Colin Chisholm and Chris Spurgeon spent two years talking about the dogleg of snow off the east ridge of Gray Wolf Peak. Chisholm says they hadn't noticed it until their friend Brian Story made the first descent in 2008. After that, he and Spurgeon kicked themselves for failing to recognize a no-brainer line during previous treks in the Mission Mountains, and they dubbed it BS Gully in honor of Story's revelation.
The duo cut short one subsequent attempt at the couloir due to avalanche danger, but on June 12, Chisolm and Spurgeon finally scaled Gray Wolf with Brian Story and another friend. They picked their way down the hanging snowfield atop the eastern ridge, then dropped into BS Gully, finally realizing a mutual goal.
"He was really psyched," Chisholm says. "Gray Wolf Peak was one of his favorite places, and the Missions were one of his favorite mountain ranges."
The photos Chisholm shot that day show a confident and capable Spurgeon entirely at home on a snowy summit beneath a bluebird sky. Chisholm says he must have 300 pictures of Spurgeon from their nine years skiing the backcountry together. At the time, nothing about the BS Gully descent really stood out.
"It definitely felt like we'd skied what we wanted to for the year and this was just kind of icing on the cake," Story adds.
Two days later, at the age of 37, Spurgeon died in a wet slide avalanche while skiing alone on a different couloir, off the summit of Lolo Peak. His fate remained a mystery until 9:30 a.m. June 18, following a two-day search and rescue operation that involved many of his friends. Chisholm, Story and two others found his body and sat vigil until Spurgeon could be flown out by helicopter.
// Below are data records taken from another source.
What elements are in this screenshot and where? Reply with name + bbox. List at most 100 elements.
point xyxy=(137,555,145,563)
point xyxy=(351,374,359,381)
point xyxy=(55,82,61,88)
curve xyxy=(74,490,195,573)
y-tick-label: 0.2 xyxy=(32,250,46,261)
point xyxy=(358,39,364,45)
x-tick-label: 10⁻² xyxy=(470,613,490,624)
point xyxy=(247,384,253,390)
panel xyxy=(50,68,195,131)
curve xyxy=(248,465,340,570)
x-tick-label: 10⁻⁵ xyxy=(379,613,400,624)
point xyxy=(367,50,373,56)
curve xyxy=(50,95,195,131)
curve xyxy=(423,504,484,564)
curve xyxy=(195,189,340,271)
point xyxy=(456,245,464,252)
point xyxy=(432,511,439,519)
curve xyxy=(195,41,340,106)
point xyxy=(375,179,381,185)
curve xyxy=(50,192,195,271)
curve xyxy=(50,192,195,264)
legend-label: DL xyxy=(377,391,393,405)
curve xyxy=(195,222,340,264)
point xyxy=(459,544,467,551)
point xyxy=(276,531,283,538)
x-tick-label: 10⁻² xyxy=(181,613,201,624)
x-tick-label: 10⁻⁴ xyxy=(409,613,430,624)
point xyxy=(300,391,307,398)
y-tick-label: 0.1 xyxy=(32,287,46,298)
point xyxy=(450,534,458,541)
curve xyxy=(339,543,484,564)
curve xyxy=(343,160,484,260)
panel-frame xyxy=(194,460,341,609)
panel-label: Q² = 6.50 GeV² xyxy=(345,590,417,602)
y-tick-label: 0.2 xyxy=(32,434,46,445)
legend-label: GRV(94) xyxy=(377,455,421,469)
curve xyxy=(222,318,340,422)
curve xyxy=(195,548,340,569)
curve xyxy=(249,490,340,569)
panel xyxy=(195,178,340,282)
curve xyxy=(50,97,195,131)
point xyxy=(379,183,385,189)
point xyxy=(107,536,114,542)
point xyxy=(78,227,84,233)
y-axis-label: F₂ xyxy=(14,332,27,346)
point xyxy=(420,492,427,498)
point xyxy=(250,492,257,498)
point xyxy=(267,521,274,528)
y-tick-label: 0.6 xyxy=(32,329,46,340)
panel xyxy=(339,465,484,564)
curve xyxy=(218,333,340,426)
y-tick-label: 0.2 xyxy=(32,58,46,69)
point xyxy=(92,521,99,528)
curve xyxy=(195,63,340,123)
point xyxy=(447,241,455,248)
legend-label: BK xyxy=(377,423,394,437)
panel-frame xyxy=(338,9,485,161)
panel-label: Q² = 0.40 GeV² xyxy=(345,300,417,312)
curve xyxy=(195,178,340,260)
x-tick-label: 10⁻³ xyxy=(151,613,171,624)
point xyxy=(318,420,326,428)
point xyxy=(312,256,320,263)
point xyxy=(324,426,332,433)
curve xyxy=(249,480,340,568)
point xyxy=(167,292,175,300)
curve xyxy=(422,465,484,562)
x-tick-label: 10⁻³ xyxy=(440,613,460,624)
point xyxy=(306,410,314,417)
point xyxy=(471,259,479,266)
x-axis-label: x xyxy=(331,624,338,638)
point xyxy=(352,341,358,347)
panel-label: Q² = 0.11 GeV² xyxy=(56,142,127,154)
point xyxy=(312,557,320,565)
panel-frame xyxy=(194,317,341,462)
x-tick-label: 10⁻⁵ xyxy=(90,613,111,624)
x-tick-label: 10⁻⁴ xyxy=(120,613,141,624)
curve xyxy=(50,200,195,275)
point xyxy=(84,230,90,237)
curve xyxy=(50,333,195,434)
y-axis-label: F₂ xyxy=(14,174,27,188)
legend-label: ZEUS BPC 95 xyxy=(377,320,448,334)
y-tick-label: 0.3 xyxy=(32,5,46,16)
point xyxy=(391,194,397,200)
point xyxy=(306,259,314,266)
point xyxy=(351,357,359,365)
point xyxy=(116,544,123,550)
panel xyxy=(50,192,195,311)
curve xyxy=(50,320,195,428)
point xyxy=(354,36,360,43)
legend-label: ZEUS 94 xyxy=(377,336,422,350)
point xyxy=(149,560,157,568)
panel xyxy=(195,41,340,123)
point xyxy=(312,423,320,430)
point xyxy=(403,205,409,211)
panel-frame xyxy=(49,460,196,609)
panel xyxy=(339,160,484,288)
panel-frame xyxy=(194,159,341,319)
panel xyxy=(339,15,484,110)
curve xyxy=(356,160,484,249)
The impact of the loss was immediate. Spurgeon was quiet and introverted, yet Chisholm describes him as a role model among outdoor enthusiasts in Missoula, an "irreplaceable partner and friend for many, many people."
That status stemmed primarily from his deep respect for the purity of the backcountry experience, Story says, and from his preference for discovering new landscapes rather than conquering them.
"Some people will keep a ski journal and they'll write down how many days they skied and then they'll talk about it," says Chisholm. "Chris skied as much if not more than most people, but he did not give a crap about numbers or defining himself in that way.
"The mountains were Chris's spiritual life, they were his place of refuge and his place of soul-seeking."
Skiing wasn't Spurgeon's only outdoor interest. He was an avid hunter who trekked deep into the backcountry on his own for elk or deer. In 2004, he placed first in the 20-mile Bridger Ridge Run north of Bozeman and did the same in the Devil's Backbone 50-mile footrace in 2006. He also planned to race in the 100-mile Swan Crest Run on July 30 this year.
He could have competed with the best professional athletes, but that flew in the face of his very nature, Chisholm says. Bragging rights, first descents or making a mark didn't interest him.
"He didn't participate in the pissing contest. If these guys over here are going to see who can piss the farthest, Chris is going to turn around and walk and piss by himself. I just loved that about him."
The exact details of the accident itself died with Spurgeon. He was killed while skiing a steep, narrow chute in the Lantern Lake couloir, northwest of Lolo Peak's north summit. On the day he died, the National Water and Climate Center recorded the highest temperatures in the area all spring. Precipitation levels had increased in prior weeks, likely impacting snow conditions and increasing avalanche danger.
An autopsy revealed Spurgeon—who hadn't worn a helmet that day—was killed instantly when his head struck a talus slope during a slide that swept him some 800 feet.
It's essentially a story that could happen to even the most experienced backcountry skier, and for Chisholm, the persisting mystery around Spurgeon's final moments makes it difficult to find closure.
Story, for his part, remembers a moment from the Gray Wolf trip. The group was discussing snow quality—which Story and Chisholm agree was particularly poor that day—when Spurgeon weighed in. As long as you're skiing on snow, it's good skiing, he said.
That was his philosophy, Story says. "That was his bar for it being worth going out."